Background/aim: Epidermal growth factor receptor (EGFR) family members and their associated ligands may be related to bone and joint destruction in rheumatoid arthritis. Matrix metalloproteinases are responsible for joint and bone tissue degradation. This study is intended to investigate the effect of epidermal growth factor receptor inhibition by lapatinib on the synthesis of matrix metalloproteinases in in vitro. Materials and methods: Synovial fibroblast cell culture was obtained from a patient with rheumatoid arthritis who underwent knee arthroplasty.

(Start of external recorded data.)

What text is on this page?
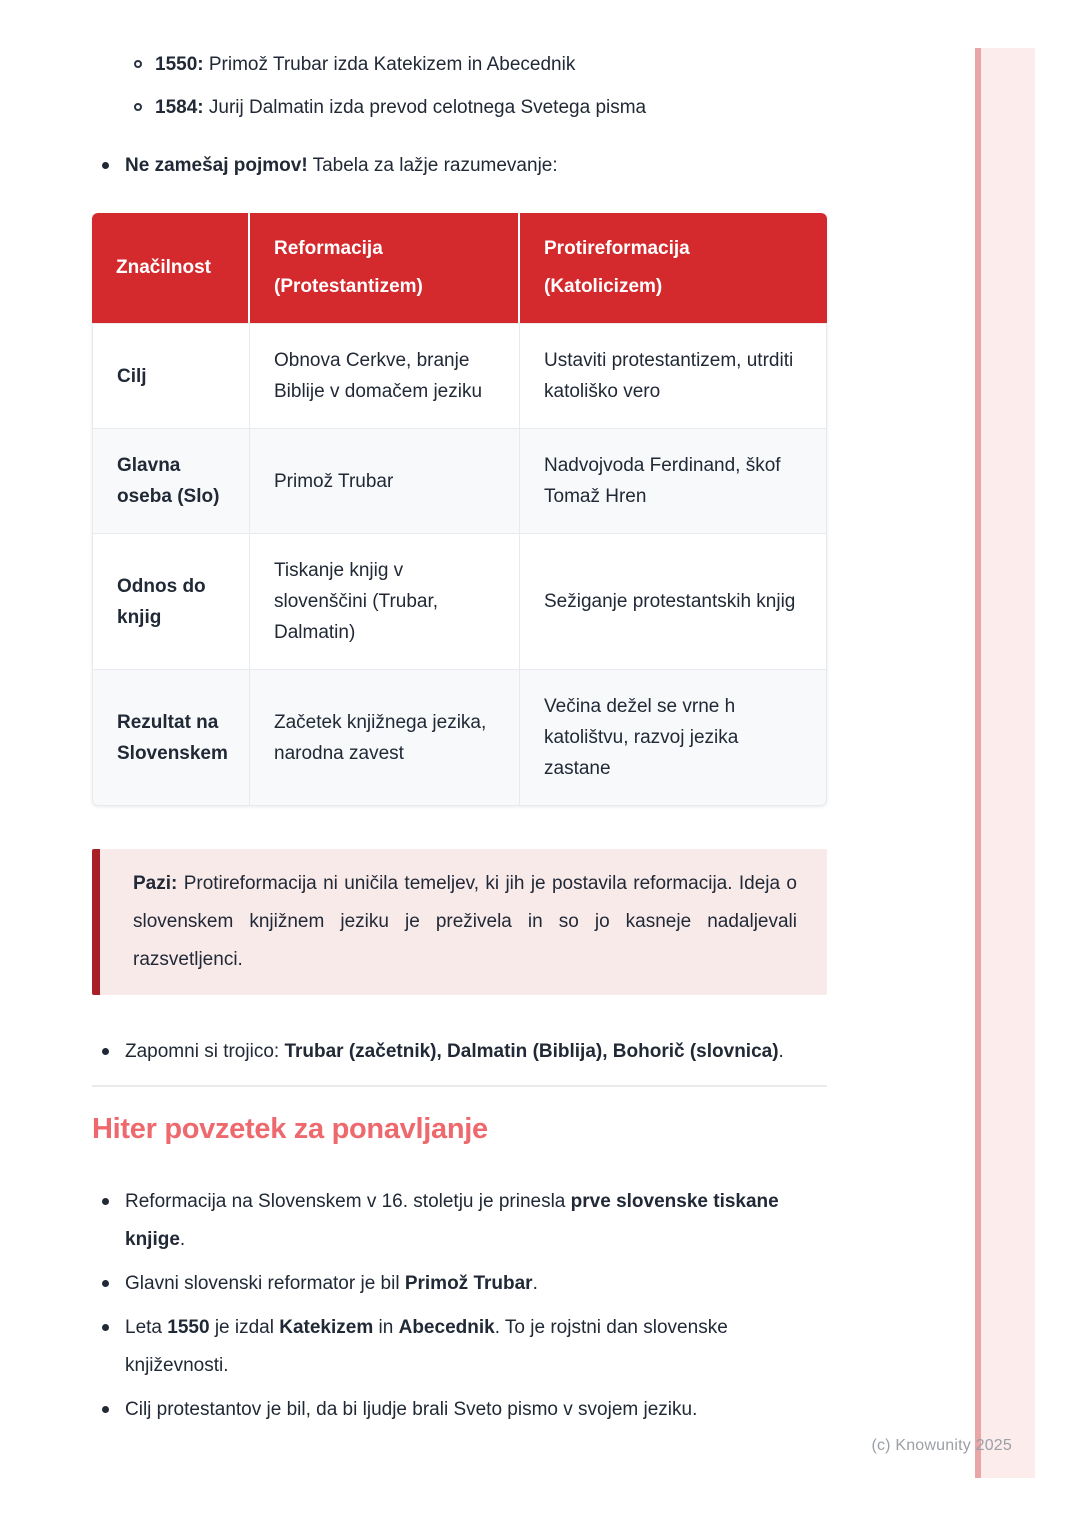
1550: Primož Trubar izda Katekizem in Abecednik
1584: Jurij Dalmatin izda prevod celotnega Svetega pisma
Ne zamešaj pojmov! Tabela za lažje razumevanje:
Značilnost	Reformacija (Protestantizem)	Protireformacija (Katolicizem)
Cilj	Obnova Cerkve, branje Biblije v domačem jeziku	Ustaviti protestantizem, utrditi katoliško vero
Glavna oseba (Slo)	Primož Trubar	Nadvojvoda Ferdinand, škof Tomaž Hren
Odnos do knjig	Tiskanje knjig v slovenščini (Trubar, Dalmatin)	Sežiganje protestantskih knjig
Rezultat na Slovenskem	Začetek knjižnega jezika, narodna zavest	Večina dežel se vrne h katolištvu, razvoj jezika zastane
Pazi: Protireformacija ni uničila temeljev, ki jih je postavila reformacija. Ideja o slovenskem knjižnem jeziku je preživela in so jo kasneje nadaljevali razsvetljenci.
Zapomni si trojico: Trubar (začetnik), Dalmatin (Biblija), Bohorič (slovnica).
Hiter povzetek za ponavljanje
Reformacija na Slovenskem v 16. stoletju je prinesla prve slovenske tiskane knjige.
Glavni slovenski reformator je bil Primož Trubar.
Leta 1550 je izdal Katekizem in Abecednik. To je rojstni dan slovenske književnosti.
Cilj protestantov je bil, da bi ljudje brali Sveto pismo v svojem jeziku.
(c) Knowunity 2025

Interleukin-1 beta (IL-1 beta) and tumor necrosis factor-alpha (TNF-alpha) were added to the cell culture to stimulate synovial fibroblast cells and create an inflammatory character. Understimulated and nonstimulated conditions, lapatinib was applied to the culture in four different concentrations of 25, 50, 100, and 200 mu mol. Then, matrix metalloproteinase -1, -3, and, -13 levels were assessed. Results: When stimulated with IL-1 beta and TNF-alpha, the synthesis of matrix metalloproteinases from synovial fibroblast was increased significantly. When lapatinib is added to the stimulated synovial fibroblasts, matrix metalloproteinases synthesis is significantly suppressed. Conclusion: Inhibition of the EGFR pathway with lapatinib suppresses matrix metalloproteinases synthesis. Our results suggest EGFR pathway inhibition may be a promising option to prevent joint destruction in the treatment of rheumatoid arthritis.

Automated summary

This study investigates the effect of lapatinib, an inhibitor of epidermal growth factor receptor (EGFR), on the synthesis of matrix metalloproteinases in rheumatoid arthritis. The results show that lapatinib significantly suppresses the synthesis of matrix metalloproteinases, suggesting that inhibition of the EGFR pathway may be a promising option to prevent joint destruction in the treatment of rheumatoid arthritis.